Dados do Ministério da Saúde (MS) apontam que os homens vivem, em média, 7,1 anos a menos do que as mulheres e apresentam risco de mortalidade entre 40% e 50% maior para doenças crônicas não transmissíveis, especialmente doenças cardiovasculares e respiratórias. O órgão também revela que a população masculina procura menos os serviços de atenção primária e costuma buscar atendimento quando o quadro de saúde já está mais agravado.
Segundo Laís Couto, coordenadora do curso de Biomedicina da Faculdade Internacional da Paraíba (FPB), integrante da Ânima Educação, o maior e mais inovador ecossistema de qualidade do Brasil, fatores culturais ainda influenciam essa relutância ao cuidado com a saúde.
“Muitos homens procuram atendimento apenas quando apresentam sintomas ou quando a doença já impacta a rotina. O problema é que diversas condições evoluem de forma silenciosa, o que pode atrasar o diagnóstico e limitar as possibilidades de tratamento”, explica.
Hipertensão, diabetes, alterações no colesterol e problemas cardiovasculares são exemplos de quadros que podem se desenvolver sem sinais evidentes nas fases iniciais, reforçando a importância dos exames preventivos.
De acordo com a especialista, os exames laboratoriais são ferramentas essenciais para identificar disfunções precoces e prevenir complicações. Ela destaca que o check-up regular contribui para um acompanhamento mais eficaz da saúde.

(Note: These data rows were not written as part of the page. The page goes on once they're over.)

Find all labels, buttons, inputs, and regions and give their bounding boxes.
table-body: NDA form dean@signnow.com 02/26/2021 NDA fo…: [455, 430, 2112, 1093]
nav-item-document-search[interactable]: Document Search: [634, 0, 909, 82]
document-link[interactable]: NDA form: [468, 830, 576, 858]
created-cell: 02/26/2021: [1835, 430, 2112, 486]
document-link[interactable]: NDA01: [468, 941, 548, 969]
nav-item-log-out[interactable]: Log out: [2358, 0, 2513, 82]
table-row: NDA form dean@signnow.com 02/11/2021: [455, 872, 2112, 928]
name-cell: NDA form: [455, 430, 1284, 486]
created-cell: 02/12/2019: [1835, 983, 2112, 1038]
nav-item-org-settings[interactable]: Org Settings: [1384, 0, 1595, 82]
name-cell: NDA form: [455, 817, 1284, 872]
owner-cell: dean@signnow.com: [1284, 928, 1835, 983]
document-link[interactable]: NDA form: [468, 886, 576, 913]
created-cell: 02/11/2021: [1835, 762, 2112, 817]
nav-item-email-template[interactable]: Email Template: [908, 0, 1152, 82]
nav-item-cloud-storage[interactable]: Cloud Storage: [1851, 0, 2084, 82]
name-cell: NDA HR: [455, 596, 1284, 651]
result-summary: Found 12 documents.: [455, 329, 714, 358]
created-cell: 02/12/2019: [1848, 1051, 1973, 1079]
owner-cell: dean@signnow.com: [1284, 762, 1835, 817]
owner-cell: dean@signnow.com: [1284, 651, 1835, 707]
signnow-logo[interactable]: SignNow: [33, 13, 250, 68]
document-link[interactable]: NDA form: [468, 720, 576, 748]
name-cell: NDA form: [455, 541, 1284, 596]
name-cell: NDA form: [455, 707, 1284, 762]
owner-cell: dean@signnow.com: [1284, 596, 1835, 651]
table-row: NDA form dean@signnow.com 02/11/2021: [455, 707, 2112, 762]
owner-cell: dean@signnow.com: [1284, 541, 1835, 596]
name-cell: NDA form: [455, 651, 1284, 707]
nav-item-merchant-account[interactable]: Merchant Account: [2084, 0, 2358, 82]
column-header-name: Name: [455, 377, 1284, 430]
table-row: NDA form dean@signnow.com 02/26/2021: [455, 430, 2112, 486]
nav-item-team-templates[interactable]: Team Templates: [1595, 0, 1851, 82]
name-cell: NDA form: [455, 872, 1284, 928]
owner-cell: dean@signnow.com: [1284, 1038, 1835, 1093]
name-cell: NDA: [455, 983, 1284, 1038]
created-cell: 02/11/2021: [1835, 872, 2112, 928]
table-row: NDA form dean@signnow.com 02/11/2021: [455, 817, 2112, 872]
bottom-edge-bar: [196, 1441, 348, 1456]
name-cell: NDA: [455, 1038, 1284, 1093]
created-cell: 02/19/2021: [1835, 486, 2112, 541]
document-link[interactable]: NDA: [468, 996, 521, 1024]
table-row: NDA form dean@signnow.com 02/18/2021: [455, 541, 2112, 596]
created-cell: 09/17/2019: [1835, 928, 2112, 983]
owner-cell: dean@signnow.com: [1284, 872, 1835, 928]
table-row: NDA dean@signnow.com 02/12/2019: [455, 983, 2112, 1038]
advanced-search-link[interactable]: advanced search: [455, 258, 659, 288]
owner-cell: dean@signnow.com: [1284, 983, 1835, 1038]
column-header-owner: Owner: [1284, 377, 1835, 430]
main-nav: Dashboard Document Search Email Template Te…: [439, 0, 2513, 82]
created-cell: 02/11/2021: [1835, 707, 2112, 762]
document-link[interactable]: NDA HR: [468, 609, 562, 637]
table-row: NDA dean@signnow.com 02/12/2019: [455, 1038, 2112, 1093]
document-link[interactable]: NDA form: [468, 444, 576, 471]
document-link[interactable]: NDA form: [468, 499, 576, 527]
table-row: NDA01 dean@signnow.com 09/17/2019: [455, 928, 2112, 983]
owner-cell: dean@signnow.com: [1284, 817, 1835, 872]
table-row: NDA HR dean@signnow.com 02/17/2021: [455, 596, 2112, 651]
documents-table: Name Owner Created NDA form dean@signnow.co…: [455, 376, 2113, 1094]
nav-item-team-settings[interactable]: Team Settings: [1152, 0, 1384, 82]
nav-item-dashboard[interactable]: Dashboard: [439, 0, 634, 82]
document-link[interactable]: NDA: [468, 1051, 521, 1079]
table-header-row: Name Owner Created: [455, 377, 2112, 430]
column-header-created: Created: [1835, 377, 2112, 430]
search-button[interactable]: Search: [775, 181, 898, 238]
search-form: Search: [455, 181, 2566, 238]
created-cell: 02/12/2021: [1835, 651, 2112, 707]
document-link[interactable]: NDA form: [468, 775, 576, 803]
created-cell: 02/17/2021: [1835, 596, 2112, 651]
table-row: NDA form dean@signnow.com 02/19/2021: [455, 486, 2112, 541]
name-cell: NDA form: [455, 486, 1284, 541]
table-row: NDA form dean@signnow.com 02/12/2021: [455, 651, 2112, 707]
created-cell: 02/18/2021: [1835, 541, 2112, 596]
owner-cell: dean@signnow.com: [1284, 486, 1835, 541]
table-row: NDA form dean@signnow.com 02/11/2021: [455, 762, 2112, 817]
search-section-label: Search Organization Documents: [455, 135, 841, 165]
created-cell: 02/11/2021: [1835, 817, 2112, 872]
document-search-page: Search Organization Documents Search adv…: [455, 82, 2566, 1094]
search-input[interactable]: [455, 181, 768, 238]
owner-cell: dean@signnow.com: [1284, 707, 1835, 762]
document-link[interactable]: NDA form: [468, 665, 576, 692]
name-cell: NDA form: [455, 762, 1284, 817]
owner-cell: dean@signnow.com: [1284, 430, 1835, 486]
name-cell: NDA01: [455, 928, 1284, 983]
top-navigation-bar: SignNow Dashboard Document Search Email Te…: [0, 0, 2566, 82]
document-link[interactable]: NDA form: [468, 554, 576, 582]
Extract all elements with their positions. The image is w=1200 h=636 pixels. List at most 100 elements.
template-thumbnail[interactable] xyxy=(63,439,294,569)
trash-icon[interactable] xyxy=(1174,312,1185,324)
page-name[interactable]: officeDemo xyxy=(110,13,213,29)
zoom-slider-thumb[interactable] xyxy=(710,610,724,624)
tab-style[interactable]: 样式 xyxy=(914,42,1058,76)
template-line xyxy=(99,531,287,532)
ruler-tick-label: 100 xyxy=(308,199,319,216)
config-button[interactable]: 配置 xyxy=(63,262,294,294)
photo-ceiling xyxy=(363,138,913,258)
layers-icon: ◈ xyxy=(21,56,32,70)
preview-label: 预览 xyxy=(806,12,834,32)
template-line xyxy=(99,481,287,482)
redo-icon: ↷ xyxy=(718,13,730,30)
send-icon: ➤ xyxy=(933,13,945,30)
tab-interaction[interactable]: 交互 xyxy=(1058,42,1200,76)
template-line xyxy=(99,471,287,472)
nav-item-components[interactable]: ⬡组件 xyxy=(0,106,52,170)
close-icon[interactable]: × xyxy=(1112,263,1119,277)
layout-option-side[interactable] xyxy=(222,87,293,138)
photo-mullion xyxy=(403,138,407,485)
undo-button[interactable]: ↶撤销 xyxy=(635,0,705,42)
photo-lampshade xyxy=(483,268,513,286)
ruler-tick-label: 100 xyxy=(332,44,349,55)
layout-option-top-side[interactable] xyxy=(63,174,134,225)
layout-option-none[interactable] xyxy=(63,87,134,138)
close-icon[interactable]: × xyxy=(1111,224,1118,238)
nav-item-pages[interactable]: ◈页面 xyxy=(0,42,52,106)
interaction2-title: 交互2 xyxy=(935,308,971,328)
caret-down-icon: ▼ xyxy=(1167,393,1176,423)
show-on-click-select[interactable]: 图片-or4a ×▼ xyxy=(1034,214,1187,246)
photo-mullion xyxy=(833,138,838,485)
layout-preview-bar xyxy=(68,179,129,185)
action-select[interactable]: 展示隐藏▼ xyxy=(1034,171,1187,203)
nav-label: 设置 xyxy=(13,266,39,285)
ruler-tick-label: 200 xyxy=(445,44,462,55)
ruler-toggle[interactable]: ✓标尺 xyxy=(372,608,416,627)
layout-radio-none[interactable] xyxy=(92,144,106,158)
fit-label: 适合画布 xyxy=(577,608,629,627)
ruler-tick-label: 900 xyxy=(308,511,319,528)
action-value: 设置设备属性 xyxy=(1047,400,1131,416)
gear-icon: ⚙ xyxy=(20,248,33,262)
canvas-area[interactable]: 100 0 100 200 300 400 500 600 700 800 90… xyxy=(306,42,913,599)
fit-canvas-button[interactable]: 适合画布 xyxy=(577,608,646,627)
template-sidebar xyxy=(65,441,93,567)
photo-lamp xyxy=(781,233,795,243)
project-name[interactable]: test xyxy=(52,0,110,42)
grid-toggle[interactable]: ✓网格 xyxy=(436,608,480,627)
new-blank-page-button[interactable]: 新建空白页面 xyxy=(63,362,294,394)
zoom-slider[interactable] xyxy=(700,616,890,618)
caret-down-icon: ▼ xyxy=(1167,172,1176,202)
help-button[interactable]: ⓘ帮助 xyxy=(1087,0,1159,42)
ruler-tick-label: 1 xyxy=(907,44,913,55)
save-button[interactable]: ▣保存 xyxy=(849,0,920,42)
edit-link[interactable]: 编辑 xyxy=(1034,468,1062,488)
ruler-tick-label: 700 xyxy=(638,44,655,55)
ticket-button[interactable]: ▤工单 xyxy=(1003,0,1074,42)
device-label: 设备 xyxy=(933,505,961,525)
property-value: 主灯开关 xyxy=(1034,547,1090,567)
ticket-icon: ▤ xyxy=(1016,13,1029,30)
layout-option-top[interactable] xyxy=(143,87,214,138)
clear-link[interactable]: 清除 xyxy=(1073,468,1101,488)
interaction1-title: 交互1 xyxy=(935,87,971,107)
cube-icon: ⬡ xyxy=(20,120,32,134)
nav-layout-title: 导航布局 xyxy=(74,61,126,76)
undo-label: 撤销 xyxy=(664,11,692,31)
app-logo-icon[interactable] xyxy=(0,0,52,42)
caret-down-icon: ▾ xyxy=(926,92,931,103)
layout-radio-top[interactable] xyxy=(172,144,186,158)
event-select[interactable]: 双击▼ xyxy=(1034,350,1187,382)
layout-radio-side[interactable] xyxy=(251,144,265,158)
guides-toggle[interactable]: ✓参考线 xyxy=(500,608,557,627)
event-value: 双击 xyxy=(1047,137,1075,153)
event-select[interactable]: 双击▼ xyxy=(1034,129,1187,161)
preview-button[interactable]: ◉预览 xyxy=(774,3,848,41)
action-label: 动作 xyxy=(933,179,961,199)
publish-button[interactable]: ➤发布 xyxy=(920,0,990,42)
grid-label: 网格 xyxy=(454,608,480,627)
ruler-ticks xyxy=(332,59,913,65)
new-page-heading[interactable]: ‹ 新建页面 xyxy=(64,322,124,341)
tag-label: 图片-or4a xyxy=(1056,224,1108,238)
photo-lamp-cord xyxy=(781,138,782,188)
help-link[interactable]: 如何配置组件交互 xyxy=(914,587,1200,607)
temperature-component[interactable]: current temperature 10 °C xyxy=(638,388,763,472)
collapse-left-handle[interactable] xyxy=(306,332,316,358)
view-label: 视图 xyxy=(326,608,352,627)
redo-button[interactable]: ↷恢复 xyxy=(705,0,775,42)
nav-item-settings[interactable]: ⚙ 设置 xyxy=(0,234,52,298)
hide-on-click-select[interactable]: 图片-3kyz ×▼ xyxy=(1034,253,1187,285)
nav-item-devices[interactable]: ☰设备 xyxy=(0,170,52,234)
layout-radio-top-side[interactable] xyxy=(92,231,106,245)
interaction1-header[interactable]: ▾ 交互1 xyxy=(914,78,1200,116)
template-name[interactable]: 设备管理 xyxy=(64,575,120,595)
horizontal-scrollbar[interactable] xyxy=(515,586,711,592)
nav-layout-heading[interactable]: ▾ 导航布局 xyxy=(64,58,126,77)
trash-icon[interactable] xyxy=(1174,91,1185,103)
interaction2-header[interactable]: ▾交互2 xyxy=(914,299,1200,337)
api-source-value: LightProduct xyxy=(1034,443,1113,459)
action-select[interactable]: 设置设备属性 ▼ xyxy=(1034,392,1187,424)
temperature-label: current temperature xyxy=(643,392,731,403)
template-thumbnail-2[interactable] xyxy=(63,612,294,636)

Couto relembra ainda que hábitos de vida saudáveis têm papel fundamental na prevenção de enfermidades, incluindo alimentação equilibrada, prática de atividades físicas, sono adequado e redução do consumo de álcool e tabaco.
Dentro desse contexto, a prevenção deve ser encarada como parte da rotina. “Cuidar da saúde é um ato de responsabilidade e de preservação da qualidade de vida. Quanto mais cedo o cuidado se torna um hábito, maiores são as chances de bem-estar a longo prazo”, conclui a educadora da FPB.